Saturday, August 24, 2013

I have hesitated writing this post for days now.

After all, who wants to hear it? Who wants to remember it?

But for those of you who love me and have inquired, here it is in all its splendour.

I am miserable. I feel like some super-bug has invaded my body and is going for total annihilation. My poor children have been fending for themselves in between others coming in here and there to rescue them from my unwilling abandon. The guilt grows every day.  The house is falling apart, amidst the efforts of my mother-in-law trying to keep things together at the seams. When I hear her working away I want to tell her that she doesn't have to do that, but on the other hand I want to cry for gratitude - if she doesn't do it, who will? (I must give credit to my children who have tried to be helpful and to my husband who comes home every day after work to a messy house and hungry children - enter guilt once more.) I have not slept well for weeks as my body has decided that it needs to wake up and use the bathroom every hour ALL NIGHT LONG!

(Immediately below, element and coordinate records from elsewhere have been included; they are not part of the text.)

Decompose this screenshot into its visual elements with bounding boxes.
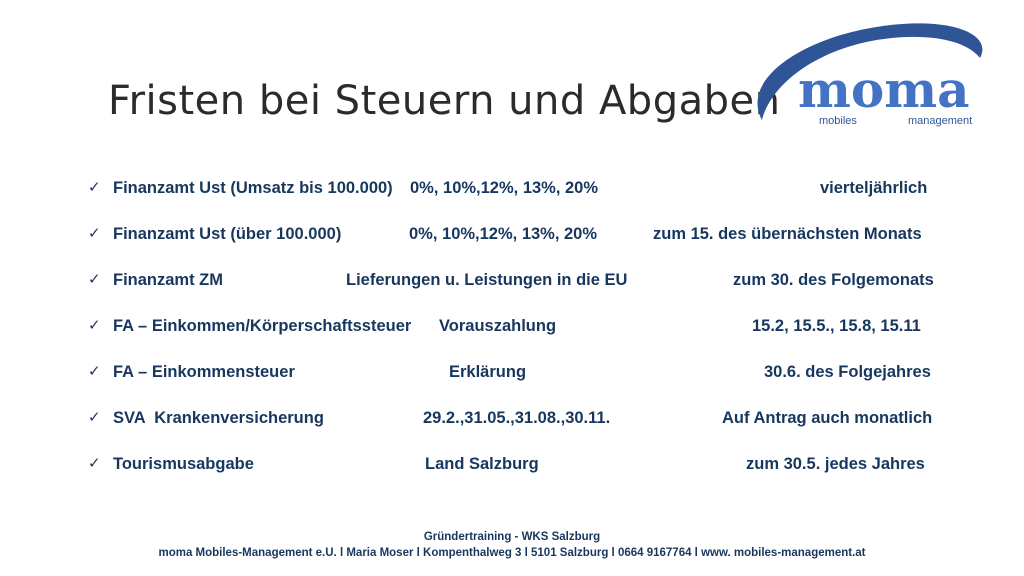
row-detail: Lieferungen u. Leistungen in die EU: [346, 271, 628, 289]
moma-logo: moma mobiles management: [757, 23, 983, 127]
row-deadline: zum 15. des übernächsten Monats: [653, 225, 922, 243]
logo-subtext-management: management: [908, 115, 972, 127]
row-label: Finanzamt Ust (Umsatz bis 100.000): [113, 179, 393, 197]
checkmark-icon: ✓: [88, 179, 101, 196]
list-item: ✓ Tourismusabgabe Land Salzburg zum 30.5…: [0, 451, 1024, 477]
row-deadline: zum 30.5. jedes Jahres: [746, 455, 925, 473]
checkmark-icon: ✓: [88, 225, 101, 242]
row-deadline: 15.2, 15.5., 15.8, 15.11: [752, 317, 921, 335]
row-label: FA – Einkommen/Körperschaftssteuer: [113, 317, 412, 335]
row-deadline: zum 30. des Folgemonats: [733, 271, 934, 289]
row-detail: 29.2.,31.05.,31.08.,30.11.: [423, 409, 611, 427]
logo-wordmark: moma: [798, 60, 970, 119]
row-deadline: Auf Antrag auch monatlich: [722, 409, 933, 427]
row-label: Tourismusabgabe: [113, 455, 254, 473]
logo-subtext-mobiles: mobiles: [819, 115, 857, 127]
row-deadline: vierteljährlich: [820, 179, 928, 197]
list-item: ✓ Finanzamt Ust (über 100.000) 0%, 10%,1…: [0, 221, 1024, 247]
logo-swoosh-shape: [757, 23, 983, 120]
row-label: Finanzamt ZM: [113, 271, 223, 289]
row-detail: Erklärung: [449, 363, 527, 381]
list-item: ✓ Finanzamt Ust (Umsatz bis 100.000) 0%,…: [0, 175, 1024, 201]
footer-line-1: Gründertraining - WKS Salzburg: [423, 531, 601, 543]
page-title: Fristen bei Steuern und Abgaben: [108, 78, 781, 124]
row-deadline: 30.6. des Folgejahres: [764, 363, 931, 381]
list-item: ✓ FA – Einkommen/Körperschaftssteuer Vor…: [0, 313, 1024, 339]
footer-line-2: moma Mobiles-Management e.U. l Maria Mos…: [158, 547, 866, 559]
row-label: FA – Einkommensteuer: [113, 363, 295, 381]
list-item: ✓ FA – Einkommensteuer Erklärung 30.6. d…: [0, 359, 1024, 385]
checkmark-icon: ✓: [88, 271, 101, 288]
row-label: SVA Krankenversicherung: [113, 409, 324, 427]
row-detail: Vorauszahlung: [439, 317, 557, 335]
checkmark-icon: ✓: [88, 317, 101, 334]
row-detail: Land Salzburg: [425, 455, 539, 473]
row-label: Finanzamt Ust (über 100.000): [113, 225, 342, 243]
checkmark-icon: ✓: [88, 409, 101, 426]
list-item: ✓ SVA Krankenversicherung 29.2.,31.05.,3…: [0, 405, 1024, 431]
checkmark-icon: ✓: [88, 363, 101, 380]
checkmark-icon: ✓: [88, 455, 101, 472]
row-detail: 0%, 10%,12%, 13%, 20%: [409, 225, 598, 243]
list-item: ✓ Finanzamt ZM Lieferungen u. Leistungen…: [0, 267, 1024, 293]
row-detail: 0%, 10%,12%, 13%, 20%: [410, 179, 599, 197]
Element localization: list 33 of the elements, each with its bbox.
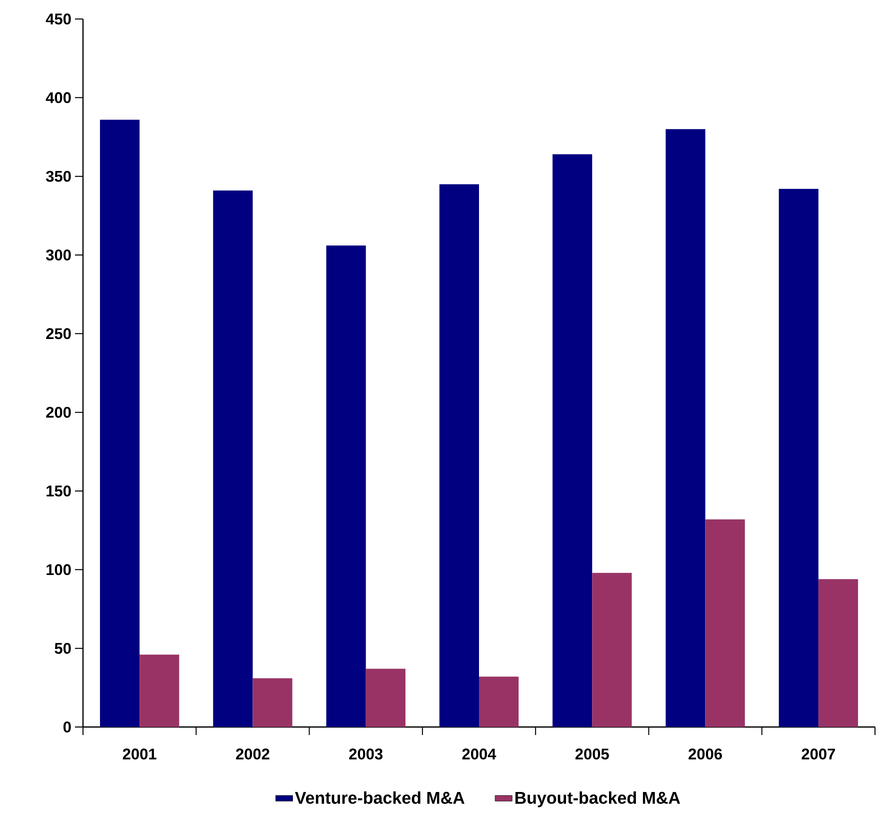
bar [592,572,632,727]
bar [439,184,480,727]
x-tick-label: 2004 [462,748,496,760]
bar [100,120,140,727]
bar [705,519,745,727]
y-tick-label: 450 [46,14,71,24]
y-tick-label: 150 [46,486,71,496]
y-tick-label: 350 [46,170,71,182]
y-tick-label: 50 [54,642,71,654]
bar [552,154,592,727]
x-tick-label: 2006 [688,748,722,760]
bar [479,676,519,727]
bar [366,668,406,727]
x-tick-label: 2005 [575,748,609,760]
y-tick-label: 300 [46,249,71,260]
legend-label: Venture-backed M&A [294,791,464,804]
legend-label: Buyout-backed M&A [515,791,680,808]
y-tick-label: 200 [46,406,71,418]
bar [326,246,366,727]
bar [213,190,253,727]
x-tick-label: 2007 [802,748,835,760]
bar [778,188,818,727]
x-tick-label: 2001 [122,748,156,760]
bar [252,678,292,727]
x-tick-label: 2002 [236,748,270,760]
y-tick-label: 250 [46,328,71,340]
x-tick-label: 2003 [349,748,383,760]
y-tick-label: 0 [63,722,71,732]
y-tick-label: 400 [46,92,71,104]
bar [818,579,858,727]
bar [666,129,706,727]
y-tick-label: 100 [46,564,71,576]
bar [140,654,180,727]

Somewhere in the middle of all of this perspective is lost. Life changes. And you wonder if it will
ever be the same again. I hate this illness. How can something so good feel so bad? I begin to feel as though it will never end and that I am not expecting a baby at all, put surviving an attack on my entire existence. Anger hits . . . and I entertain it for a moment. Somewhere between the prayers and the bathroom everything is lost in translation. I speak words of acceptance. I pray that I will be willing to accept His will for me, and yet I don't believe it. You see you can desire acceptance while longing for relief. I don't want to suffer this out. I want it taken away. Day after day, night after night, I begin to feel alone and unheard. I want to be better and I want to be better now. And when I am to exhausted to fight anymore and I feel beaten, it is then that the thought comes to my mind, Why do I want to be better? And as soon as I am will I forget at least in part my dependence on Him.  This nightmare has a fairly tale ending (I pray). I will get better. This will pass. I will be okay. As much as I have forgotten what it even is to feel normal, I will once more.

And yet if I were to be totally honest I would have to say that when this phase is finished I will still have the reality of adding another soul to our family. The idea is daunting! I love this baby - love has nothing to do with it, but can I care for so many children? Can I, weak and flawed as I am, do a good job at raising people?

I read this quote among another amazing piece of written word, "You don't get to make up most of your story. You get to make peace with it." Perspective returns and I understand. No matter how well we plan, no matter how well we organize, things will happen. Life will throw us curve balls, and we will feebly swing, missing the mark and wondering what is wrong with us, with this. These curve balls can bring us to our end, no strategies left to attempt. And this is where God would have us come, not to stay, but to learn and then move on. This is where we make peace with our lives. Once we have let go the anger, hurt, surprise, unknowing, and reliance on our own strength, then can He step in and do his work. Then will the peace come, His peace. You see God does not sit around tallying all the times me mess up, all the things left on our to-do list at the end of the day. He is already and has always been at peace. He will count my prayers for acceptance of this illness, He will add up my good deeds for the day, even when they are grossly out numbered by the opposite. He will take all I have and ask nothing more and fill in where I lack.